MAGNIFICATION OF STREAM DIFFERENCES

Given access to separated speech streams, one can attempt to maintain the separation when presenting the speech streams to a human listener by magnifying the perceptual differences among the streams. In the last two talks of this session, we consider magnification of (1) voice differences and (2) spatial differences

VOICE DIFFERENCES

Abeer Alwan

In this talk, we summarize natural differences among voices, discuss methods of transforming speech signals to accentuate voice differences, and speculate about the perceptual effects of such transformations. Implications for signal separation, intelligibility, and talker identification will be discussed.

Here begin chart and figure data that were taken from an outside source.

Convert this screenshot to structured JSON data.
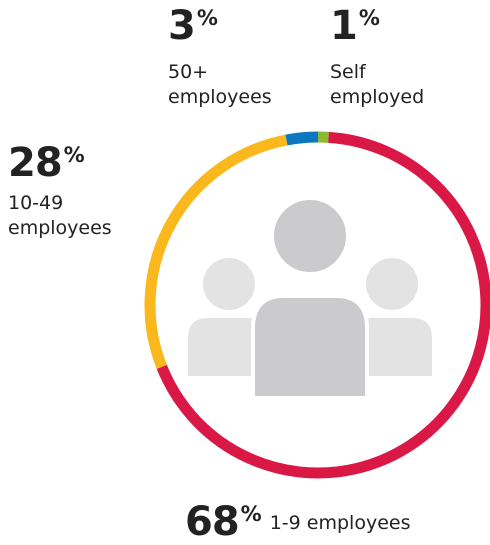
{
  "chart_data": {
    "type": "donut",
    "title": "",
    "unit": "%",
    "slices": [
      {
        "label_lines": [
          "1-9 employees"
        ],
        "value": 68,
        "color": "#DA1846"
      },
      {
        "label_lines": [
          "10-49",
          "employees"
        ],
        "value": 28,
        "color": "#FBB81D"
      },
      {
        "label_lines": [
          "50+",
          "employees"
        ],
        "value": 3,
        "color": "#0A77C0"
      },
      {
        "label_lines": [
          "Self",
          "employed"
        ],
        "value": 1,
        "color": "#8DB832"
      }
    ]
  },
  "center_icon": "people-group-icon"
}
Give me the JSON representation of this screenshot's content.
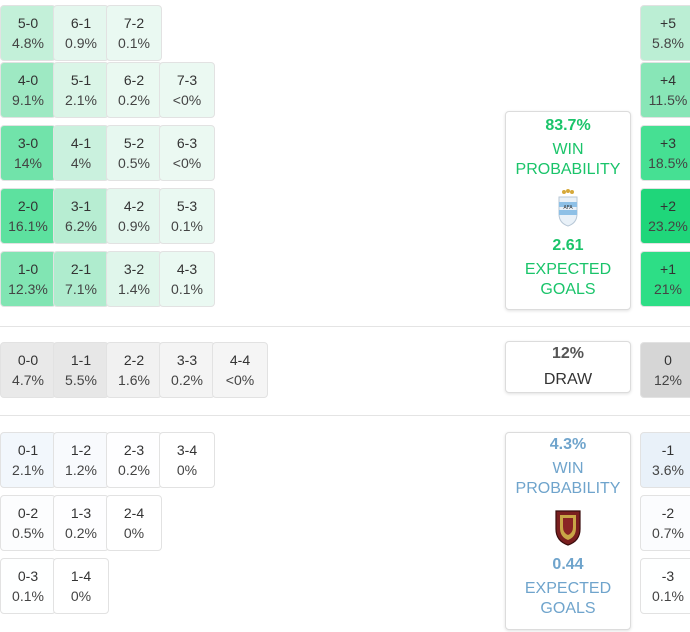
{
  "chart_data": {
    "type": "table",
    "home_scores": [
      {
        "score": "5-0",
        "prob": "4.8%"
      },
      {
        "score": "6-1",
        "prob": "0.9%"
      },
      {
        "score": "7-2",
        "prob": "0.1%"
      },
      {
        "score": "4-0",
        "prob": "9.1%"
      },
      {
        "score": "5-1",
        "prob": "2.1%"
      },
      {
        "score": "6-2",
        "prob": "0.2%"
      },
      {
        "score": "7-3",
        "prob": "<0%"
      },
      {
        "score": "3-0",
        "prob": "14%"
      },
      {
        "score": "4-1",
        "prob": "4%"
      },
      {
        "score": "5-2",
        "prob": "0.5%"
      },
      {
        "score": "6-3",
        "prob": "<0%"
      },
      {
        "score": "2-0",
        "prob": "16.1%"
      },
      {
        "score": "3-1",
        "prob": "6.2%"
      },
      {
        "score": "4-2",
        "prob": "0.9%"
      },
      {
        "score": "5-3",
        "prob": "0.1%"
      },
      {
        "score": "1-0",
        "prob": "12.3%"
      },
      {
        "score": "2-1",
        "prob": "7.1%"
      },
      {
        "score": "3-2",
        "prob": "1.4%"
      },
      {
        "score": "4-3",
        "prob": "0.1%"
      }
    ],
    "draw_scores": [
      {
        "score": "0-0",
        "prob": "4.7%"
      },
      {
        "score": "1-1",
        "prob": "5.5%"
      },
      {
        "score": "2-2",
        "prob": "1.6%"
      },
      {
        "score": "3-3",
        "prob": "0.2%"
      },
      {
        "score": "4-4",
        "prob": "<0%"
      }
    ],
    "away_scores": [
      {
        "score": "0-1",
        "prob": "2.1%"
      },
      {
        "score": "1-2",
        "prob": "1.2%"
      },
      {
        "score": "2-3",
        "prob": "0.2%"
      },
      {
        "score": "3-4",
        "prob": "0%"
      },
      {
        "score": "0-2",
        "prob": "0.5%"
      },
      {
        "score": "1-3",
        "prob": "0.2%"
      },
      {
        "score": "2-4",
        "prob": "0%"
      },
      {
        "score": "0-3",
        "prob": "0.1%"
      },
      {
        "score": "1-4",
        "prob": "0%"
      }
    ],
    "margins": [
      {
        "label": "+5",
        "prob": "5.8%"
      },
      {
        "label": "+4",
        "prob": "11.5%"
      },
      {
        "label": "+3",
        "prob": "18.5%"
      },
      {
        "label": "+2",
        "prob": "23.2%"
      },
      {
        "label": "+1",
        "prob": "21%"
      },
      {
        "label": "0",
        "prob": "12%"
      },
      {
        "label": "-1",
        "prob": "3.6%"
      },
      {
        "label": "-2",
        "prob": "0.7%"
      },
      {
        "label": "-3",
        "prob": "0.1%"
      }
    ]
  },
  "home_summary": {
    "win_prob": "83.7%",
    "win_label_1": "WIN",
    "win_label_2": "PROBABILITY",
    "xg": "2.61",
    "xg_label_1": "EXPECTED",
    "xg_label_2": "GOALS",
    "crest_icon": "argentina-crest-icon"
  },
  "draw_summary": {
    "prob": "12%",
    "label": "DRAW"
  },
  "away_summary": {
    "win_prob": "4.3%",
    "win_label_1": "WIN",
    "win_label_2": "PROBABILITY",
    "xg": "0.44",
    "xg_label_1": "EXPECTED",
    "xg_label_2": "GOALS",
    "crest_icon": "venezuela-crest-icon"
  },
  "colors": {
    "green_accent": "#1ac46a",
    "blue_accent": "#6fa4cc",
    "gray_draw": "#d6d6d6"
  }
}
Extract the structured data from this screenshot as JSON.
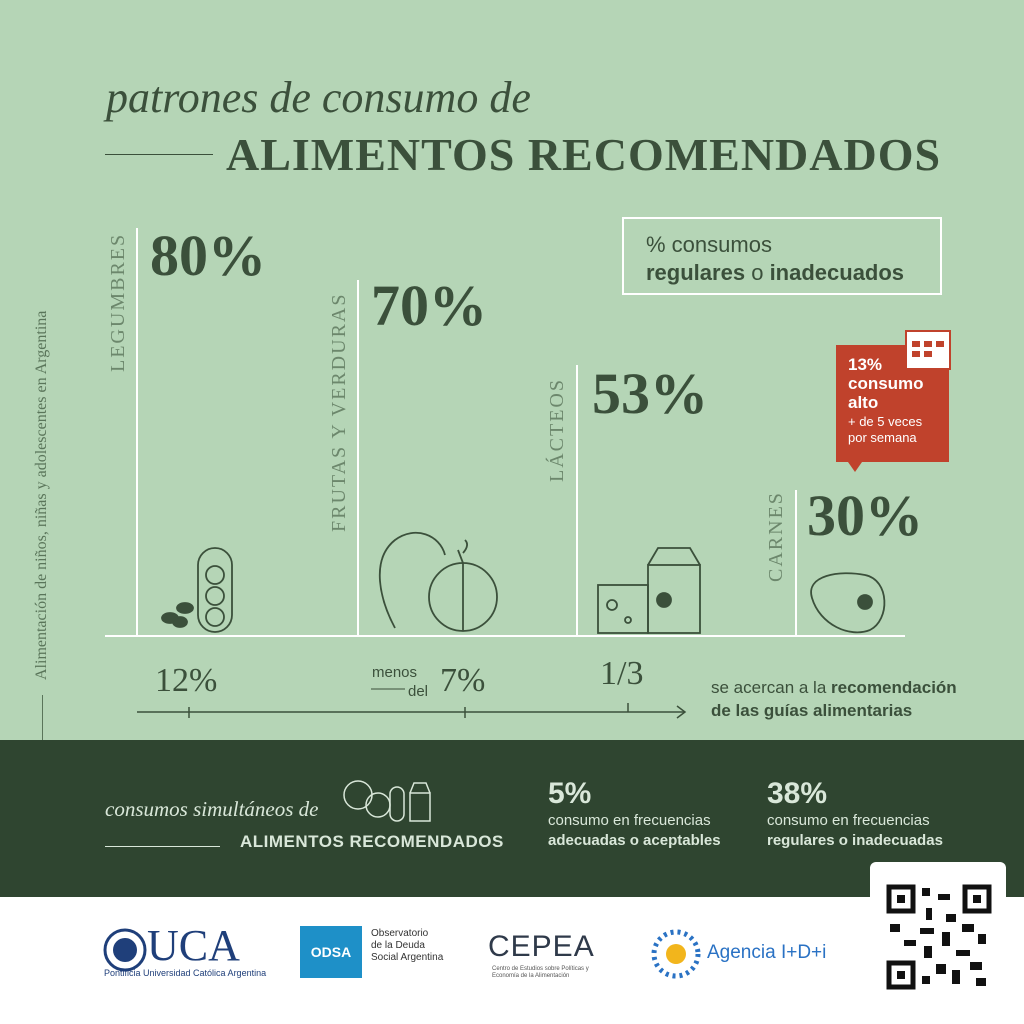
{
  "header": {
    "kicker": "patrones de consumo de",
    "title": "ALIMENTOS RECOMENDADOS"
  },
  "side_note": "Alimentación de niños, niñas y adolescentes en Argentina",
  "legend": {
    "line1": "% consumos",
    "strong1": "regulares",
    "joiner": "o",
    "strong2": "inadecuados"
  },
  "groups": [
    {
      "label": "LEGUMBRES",
      "percent": "80%",
      "near": "12%"
    },
    {
      "label": "FRUTAS Y VERDURAS",
      "percent": "70%",
      "near_prefix1": "menos",
      "near_prefix2": "del",
      "near": "7%"
    },
    {
      "label": "LÁCTEOS",
      "percent": "53%",
      "near": "1/3"
    },
    {
      "label": "CARNES",
      "percent": "30%"
    }
  ],
  "callout": {
    "percent": "13%",
    "title": "consumo alto",
    "note1": "+ de 5 veces",
    "note2": "por semana"
  },
  "recommendation": {
    "plain": "se acercan a la",
    "strong1": "recomendación",
    "strong2": "de las guías alimentarias"
  },
  "simultaneous": {
    "kicker": "consumos simultáneos de",
    "title": "ALIMENTOS RECOMENDADOS",
    "stats": [
      {
        "percent": "5%",
        "line1": "consumo en frecuencias",
        "line2": "adecuadas o aceptables"
      },
      {
        "percent": "38%",
        "line1": "consumo en frecuencias",
        "line2": "regulares o inadecuadas"
      }
    ]
  },
  "logos": {
    "uca": "UCA",
    "uca_sub": "Pontificia Universidad Católica Argentina",
    "odsa": "ODSA",
    "odsa_sub1": "Observatorio",
    "odsa_sub2": "de la Deuda",
    "odsa_sub3": "Social Argentina",
    "cepea": "CEPEA",
    "cepea_sub": "Centro de Estudios sobre Políticas y Economía de la Alimentación",
    "agencia": "Agencia I+D+i"
  }
}
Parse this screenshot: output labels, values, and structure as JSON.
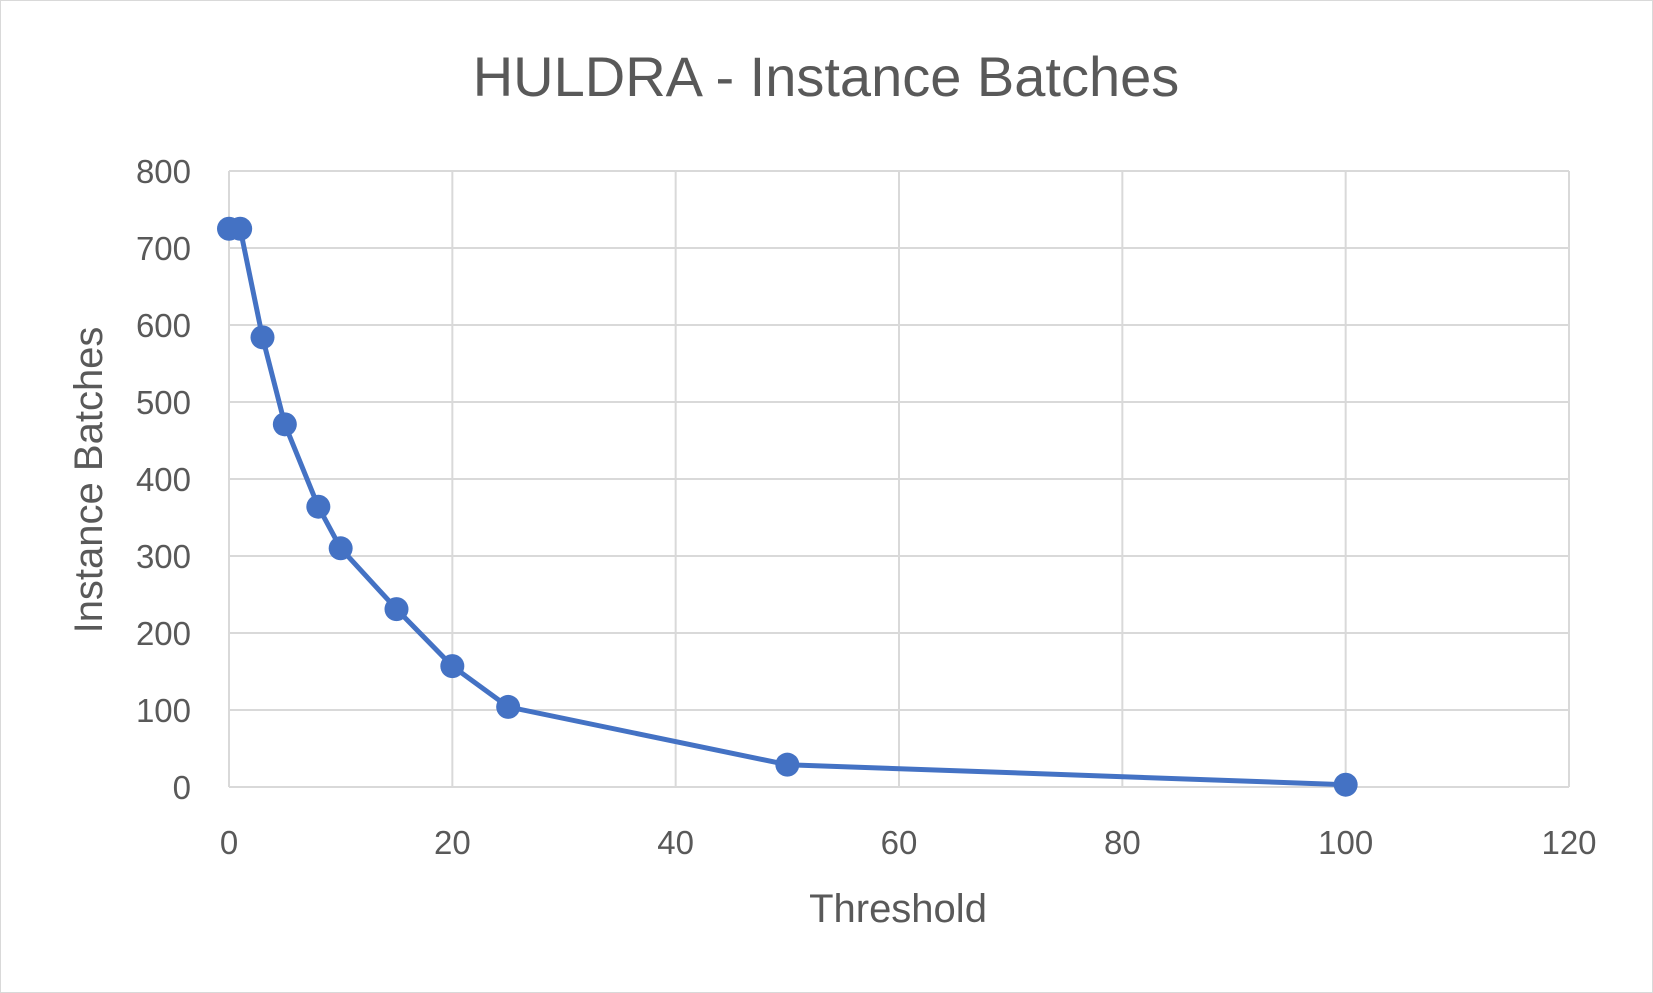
{
  "chart_data": {
    "type": "line",
    "title": "HULDRA - Instance Batches",
    "xlabel": "Threshold",
    "ylabel": "Instance Batches",
    "xlim": [
      0,
      120
    ],
    "ylim": [
      0,
      800
    ],
    "x_ticks": [
      0,
      20,
      40,
      60,
      80,
      100,
      120
    ],
    "y_ticks": [
      0,
      100,
      200,
      300,
      400,
      500,
      600,
      700,
      800
    ],
    "grid": true,
    "legend": "none",
    "series": [
      {
        "color": "#4472C4",
        "marker": "circle",
        "points": [
          {
            "x": 0,
            "y": 725
          },
          {
            "x": 1,
            "y": 725
          },
          {
            "x": 3,
            "y": 584
          },
          {
            "x": 5,
            "y": 471
          },
          {
            "x": 8,
            "y": 364
          },
          {
            "x": 10,
            "y": 310
          },
          {
            "x": 15,
            "y": 231
          },
          {
            "x": 20,
            "y": 157
          },
          {
            "x": 25,
            "y": 104
          },
          {
            "x": 50,
            "y": 29
          },
          {
            "x": 100,
            "y": 3
          }
        ]
      }
    ]
  }
}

Voices differ due to physiological, behavioral, and linguistic reasons. The differences are manifested in the spectral and temporal domains. Due to differences in the vocal-tract shape and geometry, the resonant frequencies of the vocal tract (or formant frequencies) differ. For example, females have shorter vocal tracts than males and, hence, tend to have higher formant frequencies. Differences in the vocal-folds are manifested by differences in the fundamental frequency (F0). For example, children have a much higher F0 than adults. There may also be more subtle differences such as in the locations of subglottal resonances. The way the vocal folds vibrate affects other voice-quality measures such as the open quotient and spectral tilt parameters of the underlying source model . Prosodic (e.g., those related to the person's pitch track) and lexical (e.g., relative frequency of disfluencies) features together with articulatory timing information (phone duration for example) are also speaker specific. Differences in linguistic backgrounds and dialects can further affect spectro-temporal patterns of speech signals. Both types of measures (temporal and spectral) are utilized by listeners and by machines in speaker-recognition tasks. While the perceptual affect of manipulating some of these spectral and temporal parameters are known (for example, the JND of different formant frequencies), there has not been a systematic study on the perceptual correlates of many other speaker-specific features.


SPATIAL DIFFERENCES

Barbara Shinn-Cunningham

Spatial separation between competing sound sources is known to improve a listener's ability to detect and understand a source of interest. In designing a good machine-human interface, spatial cues should undoubtedly be one of the tools utilized to help the listener manage competition between sound sources. In fact, when designing a human display that mixes competing sources for presentation to a human operator, one has the freedom to use spatial cues that might not naturally occur, perhaps enhancing the perceptual benefits of spatial separation. Because there appear to be multiple mechanisms through which spatial separation of competing sources benefits perception, the effect of magnifying spatial cues is likely to be complex and to depend on the number of and nature of the competing sources presented to the listener. Moreover, there are few studies that even begin to address how humans might use "enhanced" spatial cues. The goal of this presentation is to explore whether one might be able to get even bigger benefits of spatial separation of acoustic sources by using a magnified spatial cue range.